The letter goes on to make use of Kabbalistic terminology describing how G-d’s Presence, or Shechina is being harmed by such Enlightenment activity and R. Benet is reminded about how others in the past - especially Mordechai the Jew[10] - had being willing to sacrifice their lives to prevent the suffering of the Shechina and to stop these satanic influences.

Then the letter becomes more personal and threatening:

“And you, my son, my beloved one, behold I have appointed you as the leader [nagid] of my people and all the great ones of the generation obey your words and all the chiefs and leaders of the people respect you. You have the power to do as you wish.

Despite all these you sit in silence as if you were deaf and unable to give instructions to fight the wars of the Lord and to punish these wicked ones, who destroy the world, with strong hand.
And it is you whom the other sages of the generation imitate when they sit and keep silence. 

Meanwhile the faith and religion of Israel is being demolished because of you.

And for this reason many accusers arose against you, some of them from the right side and some of them from the left side,[11] and required a punishment for you in the presence of God, and your punishment was almost decreed had not the members of the heavenly yeshiva, especially Jacob… and Joseph… spoken for your benefit and apologized on your behalf, saying, if you knew the intensity of the Shekhina’s suffering in the exile, so to say [kivyakhol], and the demolition of the upper worlds you would certainly be ready to sacrifice your life just as the saints of old days did.”

R. Benet is then told that he is a reincarnation, or gilgul, of Mordechai who did not fear any man, and he is called upon to convene a great gathering of rabbis in order to condemn the new heresy from the Enlightenment.


I am not aware of R. Benet’s reaction to this letter just nine years before his passing, but it shows how far some people were prepared to go to draw him deep into the fight against the Enlightenment.

By the same token, some members of the Enlightenment also went out of their way to produce forged and subversive works in the guise of technical rabbinic literature in order to further their agenda.

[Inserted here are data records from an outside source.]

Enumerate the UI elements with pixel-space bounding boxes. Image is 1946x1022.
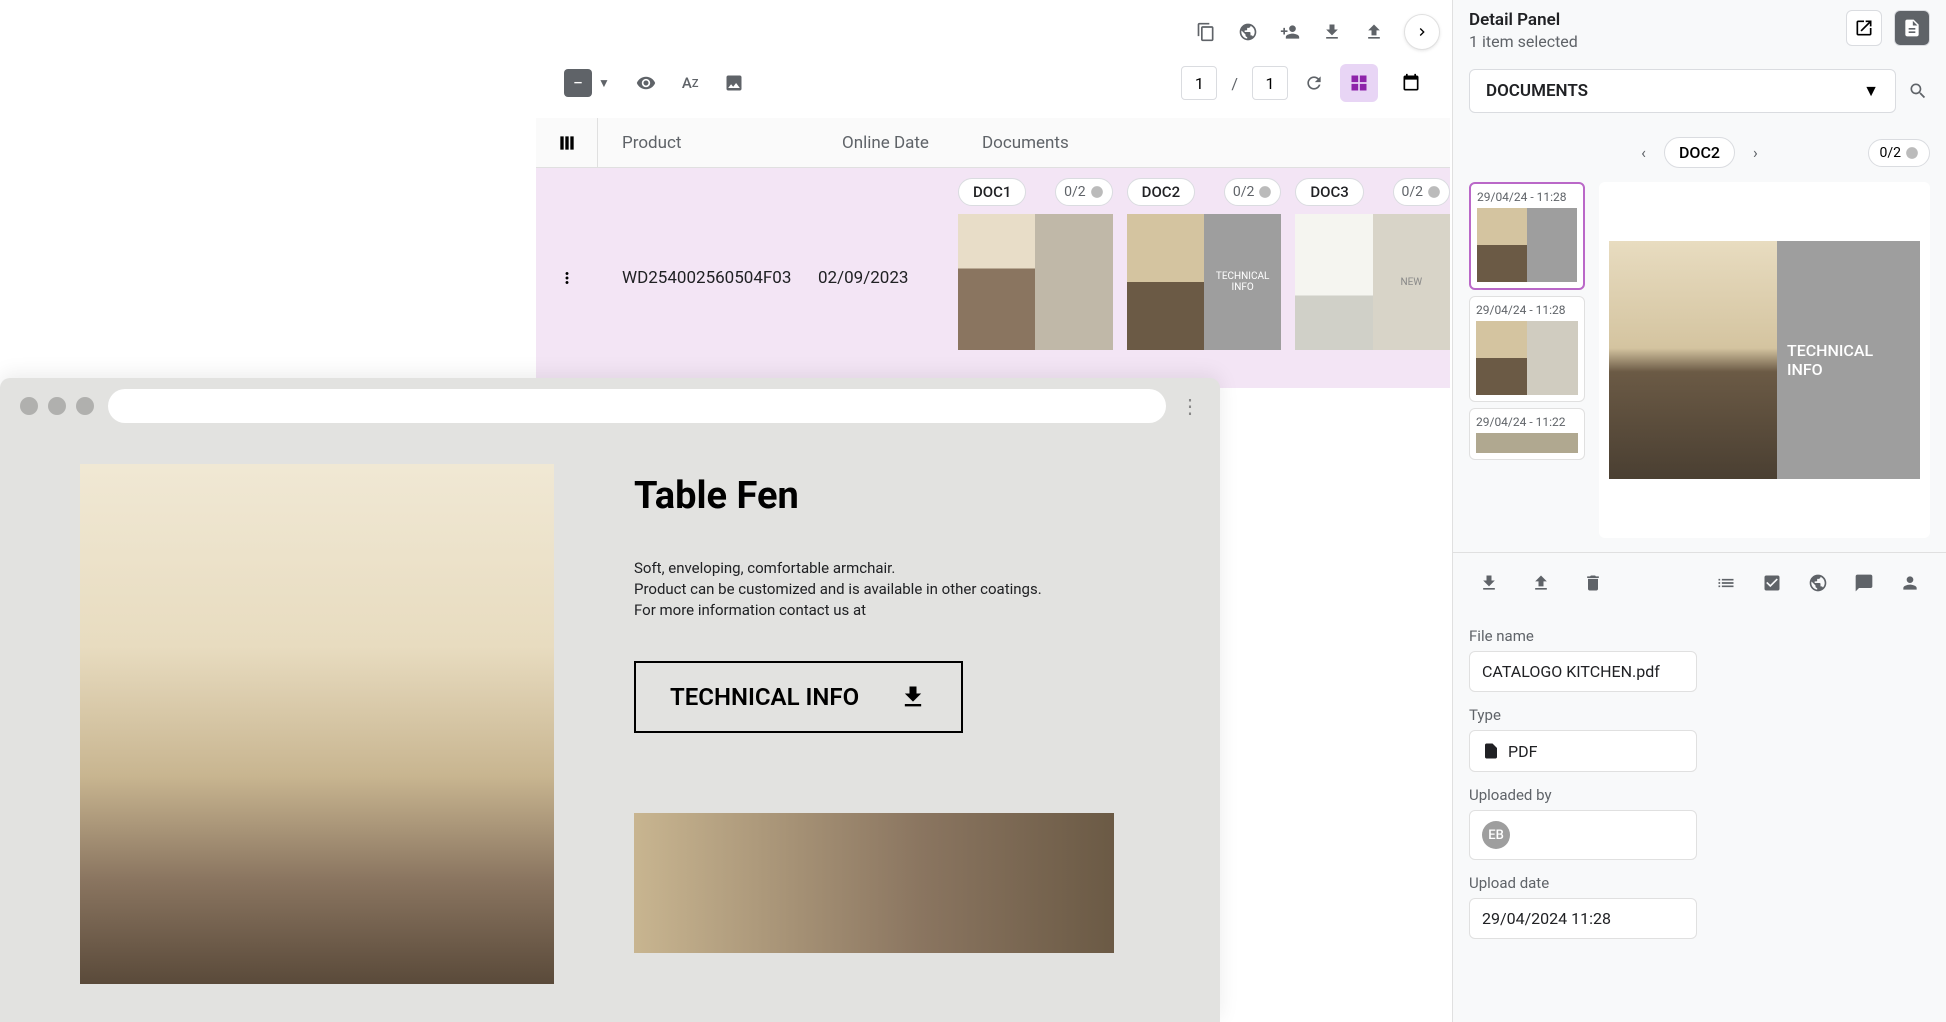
detail-actions-bar xyxy=(1453,552,1946,613)
doc-card-2[interactable]: DOC2 0/2 TECHNICAL INFO xyxy=(1127,178,1282,350)
download-icon[interactable] xyxy=(1320,20,1344,44)
page-total-input xyxy=(1252,66,1288,100)
column-toggle-button[interactable] xyxy=(536,118,598,168)
product-secondary-image xyxy=(634,813,1114,953)
checkbox-icon[interactable] xyxy=(1760,571,1784,595)
nav-next-icon[interactable]: › xyxy=(1753,143,1758,162)
header-product[interactable]: Product xyxy=(598,133,818,153)
image-icon[interactable] xyxy=(722,71,746,95)
cell-product: WD254002560504F03 xyxy=(598,268,818,288)
url-bar[interactable] xyxy=(108,389,1166,423)
doc-badge: DOC2 xyxy=(1127,178,1195,206)
detail-thumbnails-list: 29/04/24 - 11:28 29/04/24 - 11:28 29/04/… xyxy=(1469,182,1585,538)
expand-panel-icon[interactable] xyxy=(1404,14,1440,50)
nav-prev-icon[interactable]: ‹ xyxy=(1641,143,1646,162)
avatar: EB xyxy=(1482,821,1510,849)
upload-icon[interactable] xyxy=(1362,20,1386,44)
page-current-input[interactable] xyxy=(1181,66,1217,100)
browser-preview-window: ⋮ Table Fen Soft, enveloping, comfortabl… xyxy=(0,378,1220,1022)
person-icon[interactable] xyxy=(1898,571,1922,595)
doc-thumbnail xyxy=(958,214,1113,350)
cell-date: 02/09/2023 xyxy=(818,268,958,288)
doc-thumbnail: TECHNICAL INFO xyxy=(1127,214,1282,350)
grid-toolbar: − ▼ AZ / xyxy=(564,64,1450,102)
chevron-down-icon: ▼ xyxy=(1863,81,1879,101)
table-header-row: Product Online Date Documents xyxy=(536,118,1450,168)
doc-status: 0/2 xyxy=(1393,178,1451,206)
detail-panel-header: Detail Panel 1 item selected xyxy=(1453,0,1946,59)
calendar-view-button[interactable] xyxy=(1392,64,1430,102)
doc-card-1[interactable]: DOC1 0/2 xyxy=(958,178,1113,350)
browser-page-content: Table Fen Soft, enveloping, comfortable … xyxy=(0,434,1220,1014)
row-menu-icon[interactable] xyxy=(536,168,598,388)
copy-icon[interactable] xyxy=(1194,20,1218,44)
doc-thumbnail: NEW xyxy=(1295,214,1450,350)
open-external-icon[interactable] xyxy=(1846,10,1882,46)
header-documents[interactable]: Documents xyxy=(958,133,1450,153)
thumb-item-3[interactable]: 29/04/24 - 11:22 xyxy=(1469,408,1585,460)
product-title: Table Fen xyxy=(634,474,1140,518)
thumb-item-2[interactable]: 29/04/24 - 11:28 xyxy=(1469,296,1585,402)
top-action-bar xyxy=(1194,14,1450,50)
detail-panel: Detail Panel 1 item selected DOCUMENTS ▼… xyxy=(1452,0,1946,1022)
field-upload-date: Upload date 29/04/2024 11:28 xyxy=(1469,874,1697,939)
field-uploaded-by: Uploaded by EB xyxy=(1469,786,1697,860)
window-min-dot[interactable] xyxy=(48,397,66,415)
visibility-icon[interactable] xyxy=(634,71,658,95)
window-controls xyxy=(20,397,94,415)
browser-menu-icon[interactable]: ⋮ xyxy=(1180,394,1200,418)
document-icon[interactable] xyxy=(1894,10,1930,46)
doc-status: 0/2 xyxy=(1055,178,1113,206)
select-all-checkbox[interactable]: − xyxy=(564,69,592,97)
browser-chrome-bar: ⋮ xyxy=(0,378,1220,434)
search-icon[interactable] xyxy=(1906,79,1930,103)
detail-content: 29/04/24 - 11:28 29/04/24 - 11:28 29/04/… xyxy=(1453,182,1946,538)
globe-icon[interactable] xyxy=(1236,20,1260,44)
grid-view-button[interactable] xyxy=(1340,64,1378,102)
upload-icon[interactable] xyxy=(1529,571,1553,595)
delete-icon[interactable] xyxy=(1581,571,1605,595)
page-separator: / xyxy=(1231,74,1238,93)
download-icon[interactable] xyxy=(1477,571,1501,595)
detail-preview[interactable]: TECHNICAL INFO xyxy=(1599,182,1930,538)
table-row[interactable]: WD254002560504F03 02/09/2023 DOC1 0/2 DO… xyxy=(536,168,1450,388)
toolbar-left-group: − ▼ AZ xyxy=(564,69,746,97)
refresh-icon[interactable] xyxy=(1302,71,1326,95)
cell-documents: DOC1 0/2 DOC2 0/2 TECHNICAL INFO DOC3 0/… xyxy=(958,168,1450,388)
field-filename: File name CATALOGO KITCHEN.pdf xyxy=(1469,627,1697,692)
toolbar-right-group: / xyxy=(1181,64,1450,102)
window-close-dot[interactable] xyxy=(20,397,38,415)
field-type: Type PDF xyxy=(1469,706,1697,772)
technical-info-button[interactable]: TECHNICAL INFO xyxy=(634,661,963,733)
documents-dropdown[interactable]: DOCUMENTS ▼ xyxy=(1469,69,1896,113)
sort-az-icon[interactable]: AZ xyxy=(682,71,699,95)
list-icon[interactable] xyxy=(1714,571,1738,595)
nav-counter: 0/2 xyxy=(1868,139,1930,167)
window-max-dot[interactable] xyxy=(76,397,94,415)
person-add-icon[interactable] xyxy=(1278,20,1302,44)
doc-badge: DOC3 xyxy=(1295,178,1363,206)
detail-panel-subtitle: 1 item selected xyxy=(1469,32,1578,51)
thumb-item-1[interactable]: 29/04/24 - 11:28 xyxy=(1469,182,1585,290)
product-hero-image xyxy=(80,464,554,984)
header-online-date[interactable]: Online Date xyxy=(818,133,958,153)
product-description: Soft, enveloping, comfortable armchair. … xyxy=(634,558,1140,621)
detail-fields: File name CATALOGO KITCHEN.pdf Type PDF … xyxy=(1453,613,1946,953)
comment-icon[interactable] xyxy=(1852,571,1876,595)
doc-badge: DOC1 xyxy=(958,178,1026,206)
nav-current-doc: DOC2 xyxy=(1664,137,1735,168)
detail-panel-title: Detail Panel xyxy=(1469,10,1578,30)
doc-card-3[interactable]: DOC3 0/2 NEW xyxy=(1295,178,1450,350)
select-dropdown-caret[interactable]: ▼ xyxy=(598,76,610,90)
globe-icon[interactable] xyxy=(1806,571,1830,595)
doc-status: 0/2 xyxy=(1224,178,1282,206)
detail-nav: ‹ DOC2 › 0/2 xyxy=(1453,123,1946,182)
product-info-column: Table Fen Soft, enveloping, comfortable … xyxy=(634,464,1140,984)
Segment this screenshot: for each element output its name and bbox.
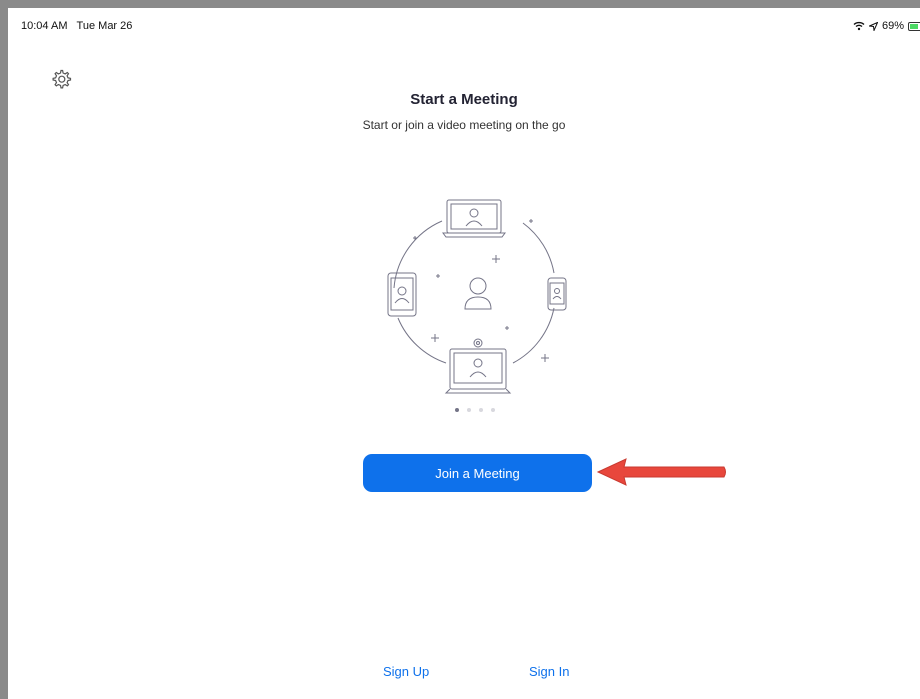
sign-up-link[interactable]: Sign Up <box>383 664 429 679</box>
wifi-icon <box>853 21 865 31</box>
battery-icon <box>908 21 920 31</box>
status-time-date: 10:04 AM Tue Mar 26 <box>21 20 132 32</box>
battery-level-fill <box>910 23 919 29</box>
gear-icon[interactable] <box>50 68 72 90</box>
join-meeting-button[interactable]: Join a Meeting <box>363 454 592 492</box>
status-date: Tue Mar 26 <box>76 20 133 32</box>
status-time: 10:04 AM <box>21 20 68 32</box>
page-dot[interactable] <box>491 408 495 412</box>
page-dot-active[interactable] <box>455 408 459 412</box>
status-indicators: 69% <box>853 20 920 32</box>
red-arrow-annotation <box>596 458 726 486</box>
page-subtitle: Start or join a video meeting on the go <box>362 118 566 132</box>
app-window: 10:04 AM Tue Mar 26 69% Start a Meeting … <box>0 0 920 699</box>
page-dot[interactable] <box>479 408 483 412</box>
battery-percentage: 69% <box>881 20 904 32</box>
page-dot[interactable] <box>467 408 471 412</box>
connected-devices-illustration <box>387 199 567 394</box>
page-indicator[interactable] <box>455 408 495 412</box>
location-icon <box>868 21 878 31</box>
status-bar: 10:04 AM Tue Mar 26 69% <box>18 18 920 36</box>
page-title: Start a Meeting <box>410 91 518 108</box>
sign-in-link[interactable]: Sign In <box>529 664 569 679</box>
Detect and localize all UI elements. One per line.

The problem, of course, was that huge numbers of innocent and unsuspecting people caught up in the middle would be swayed by charismatic leaders on both sides, to believe that either G-d was writing letters, or that the 13th-century Rosh had 19th-century Enlightenment leanings.

[1] Historic regions are geographic areas which at some point in the past had an ethnic or political basis regardless of present-day borders.
[2] Tamás Visi, A Moravian Defence of Orthodoxy: Mordecai Benet and the Rabbinic Literary System.
[3] Parentheses mine.
[4] See Elle Divrei haBrit.
[5] A play on the words ‘chadash asur min haTorah’ (referring originally to the eating of ‘new grain’ before the Omer offering is given). However, according to the findings of Meir Hildesheimer, it is no longer certain that the Chatam Sofer even banned the study of Mendelssohn’s writings. (Hildesheimer, “The Attitude of the Hatam Sofer…” (see note 10), pp. 149-154 and p. 177).
[6] Hildesheimer, “Moses Mendelssohn…” (see note 10), pp. 95-96.
[7] Parenthesis mine.
[8] Parenthesis mine. (Also spelt: pseudepigraphical.)
[9] The letter is printed in Maasiyot m-tsadiqei yesodei olam (Podgorze, 1903), 6a-7b.
[10] From the Book of Ester.
[11] These would refer to what the anonymous writer believes to be spiritual entities. Those from the ‘left’ are evil, while those from the ‘right’ are good.